J’adore qu’un plan se déroule sans accroc !
(Date de sortie cinéma : 6 avril 2011 – Titre original : The Mechanic)
Tourner dans le remake d’un film de Charles Bronson, c’est bien la dernière corde qu’il manquait à l’arc de Jason Statham, alias Le Transporteur. Film culte du célèbre moustachu tueur de bronzés, et avec Simon West aux commandes, tout est possible, le meilleur (Les ailes de l’enfer), comme le pire (Tomb Raider). Attention chérie ça va trancher !
Tueur professionnel, Arthur (Jason Statham) travaille pour une mystérieuse agence dirigée par Dean (Tony Goldwyn). Mais il n’est pas un simple tueur, son but étant de maquiller les meurtres en accident afin de faire passer la chose pour un simple fait divers. Obligé de tuer son meilleur ami, Harry (Donald Sutherland), qui est devenu corrompu, il décidera ensuite de former Steve (Ben Foster), le fils de ce dernier, pour en faire à son tour un tueur parfait, et lui donner les moyens de faire sa petite vendetta.

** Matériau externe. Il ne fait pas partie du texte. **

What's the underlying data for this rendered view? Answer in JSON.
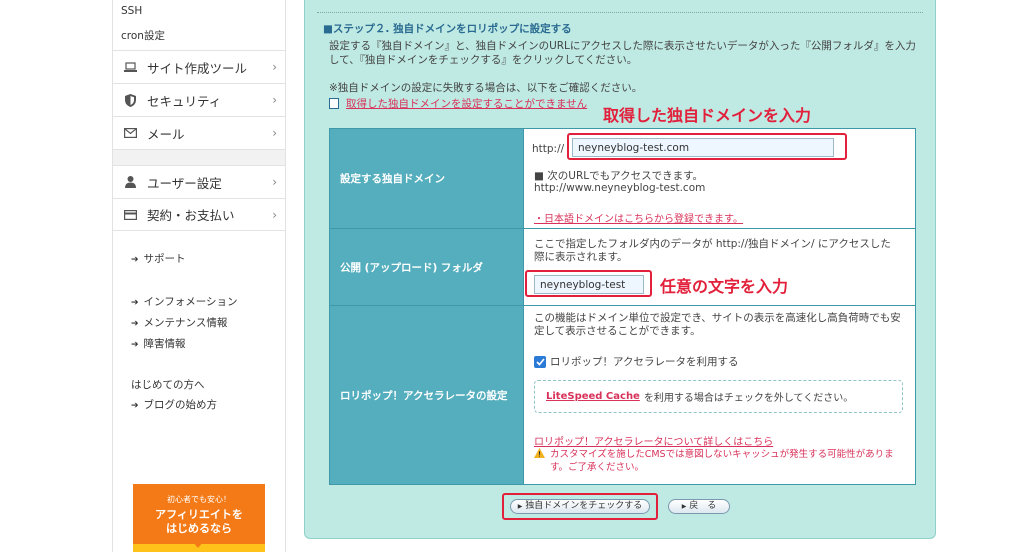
{
  "sidebar": {
    "top_items": [
      "SSH",
      "cron設定"
    ],
    "menu": [
      {
        "icon": "laptop-icon",
        "label": "サイト作成ツール"
      },
      {
        "icon": "shield-icon",
        "label": "セキュリティ"
      },
      {
        "icon": "mail-icon",
        "label": "メール"
      }
    ],
    "menu2": [
      {
        "icon": "user-icon",
        "label": "ユーザー設定"
      },
      {
        "icon": "card-icon",
        "label": "契約・お支払い"
      }
    ],
    "support": "サポート",
    "info_links": [
      "インフォメーション",
      "メンテナンス情報",
      "障害情報"
    ],
    "beginner_heading": "はじめての方へ",
    "blog_link": "ブログの始め方",
    "banner": {
      "small": "初心者でも安心！",
      "line1": "アフィリエイトを",
      "line2": "はじめるなら"
    }
  },
  "main": {
    "step_title": "■ステップ２. 独自ドメインをロリポップに設定する",
    "desc_line1": "設定する『独自ドメイン』と、独自ドメインのURLにアクセスした際に表示させたいデータが入った『公開フォルダ』を入力",
    "desc_line2": "して、『独自ドメインをチェックする』をクリックしてください。",
    "note": "※独自ドメインの設定に失敗する場合は、以下をご確認ください。",
    "help_link": "取得した独自ドメインを設定することができません",
    "annotation1": "取得した独自ドメインを入力",
    "annotation2": "任意の文字を入力"
  },
  "form": {
    "domain_label": "設定する独自ドメイン",
    "http_prefix": "http://",
    "domain_value": "neyneyblog-test.com",
    "also_access": "■ 次のURLでもアクセスできます。",
    "www_url": "http://www.neyneyblog-test.com",
    "jp_domain_link": "・日本語ドメインはこちらから登録できます。",
    "folder_label": "公開 (アップロード) フォルダ",
    "folder_desc1": "ここで指定したフォルダ内のデータが http://独自ドメイン/ にアクセスした",
    "folder_desc2": "際に表示されます。",
    "folder_value": "neyneyblog-test",
    "accel_label": "ロリポップ！アクセラレータの設定",
    "accel_desc1": "この機能はドメイン単位で設定でき、サイトの表示を高速化し高負荷時でも安",
    "accel_desc2": "定して表示させることができます。",
    "accel_checkbox": "ロリポップ！アクセラレータを利用する",
    "litespeed": "LiteSpeed Cache",
    "litespeed_rest": "を利用する場合はチェックを外してください。",
    "accel_more_link": "ロリポップ！アクセラレータについて詳しくはこちら",
    "warning1": "カスタマイズを施したCMSでは意図しないキャッシュが発生する可能性がありま",
    "warning2": "す。ご了承ください。"
  },
  "buttons": {
    "check": "独自ドメインをチェックする",
    "back": "戻　る"
  },
  "colors": {
    "accent": "#e3203b",
    "panel": "#bfe9e3",
    "label_bg": "#55aebd"
  }
}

Pendant la première moitié du film, on se demande pourquoi le film s’appelle « Le Flingueur ». Certes le titre original est « The Mechanic », grosso-modo « Le Mécano », qui n’est certes pas très accrocheur, mais malgré tout on peste de voir le tout être si mollasson. On a certes le fiston qui démonte la tronche à un noir (preuve qu’on est bien dans le remake d’un film de Bronson), mais rien de bien folichon. Puis, après quelques cut-scenes façon Karaté Kid où ils s’entraineront ardemment à marcher dans des merdes de chien ou encore tirer dans des sièges de Pinto et autres parpaings, notre bonhomme sera prêt pour accomplir son premier contrat, et se révèlera être un assassin hors pair, réussissant même à dégommer un tueur qui lui l’est depuis des années, et faisant dans les 120kg pour 1m90. Bonjour la crédibilité, surtout quand on voit le gabarit du jeune homme, qui doit tout juste peser 45kg.

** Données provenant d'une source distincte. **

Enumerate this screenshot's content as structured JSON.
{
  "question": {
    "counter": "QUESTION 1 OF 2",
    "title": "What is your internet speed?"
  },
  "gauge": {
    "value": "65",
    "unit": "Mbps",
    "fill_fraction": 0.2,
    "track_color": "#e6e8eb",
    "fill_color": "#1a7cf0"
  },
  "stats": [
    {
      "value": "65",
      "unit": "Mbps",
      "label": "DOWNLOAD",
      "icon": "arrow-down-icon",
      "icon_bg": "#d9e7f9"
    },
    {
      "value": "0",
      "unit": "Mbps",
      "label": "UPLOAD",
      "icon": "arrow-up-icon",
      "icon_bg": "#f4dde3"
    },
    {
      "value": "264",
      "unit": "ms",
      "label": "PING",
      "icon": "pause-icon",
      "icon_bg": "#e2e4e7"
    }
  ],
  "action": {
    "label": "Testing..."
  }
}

Mais soit, passons ce détail et concentrons-nous sur la deuxième partie du film, car si la première était limite chiante, celle-ci s’envole d’un coup et c’est parti, on est dans un film de Jason Statham, pains, coups de tatanes, gunfights, explosions dans tous les sens, on en a enfin pour notre argent. Ici on ne fait pas dans la finesse et le film se montrera conforme à ce que l’on ressentait dés les premières minutes, à savoir prévisible au possible, même si l’on passera une bonne partie de notre temps à nous demander si Steve va oui ou non venger la mort de son père.
Le final quant à lui se montrera assez inattendu, et risque de surprendre ceux qui pensaient avoir tout compris.

Bref, Le Flingueur est un film en demi-teinte, qui même s’il réussit à fournir de la matière jubilatoire en seconde partie, nous offre une première moitié paraissant longue, ce qui est un comble pour un film dont le générique de fin apparaît au bout d’1h20. Pas un ratage, mais pas non plus une réussite, on lui préférera largement Le Transporteur (le premier tout du moins), qui bien que neu-neu, était bien mieux rythmé. On notera néanmoins un scène d’assassinat relativement bien foutue, dans laquelle nos héros se retrouvent coincés dans la paroi d’un mur, et fournissant une sacrée montée d’adrénaline — LE gros moment du film.
Pour conclure, ceux qui s’attendaient à un film bourrin comme la majorité du catalogue de Statham risquent d’être un peu déçus, mais finiront par être satisfaits s’ils réussissent à aller au delà de la première partie. Les autres ne verront là qu’un simple film d’action un peu con-con dont les rouages sont aussi usés qu’une prostituée de Dublin.
Mention spéciale pour Ben Foster, qui malgré son gabarit de crevette réussit à se montrer crédible et nerveux dans son rôle de badass, et bien loin de son personnage de faible geek qu’il tenait dans The Punisher.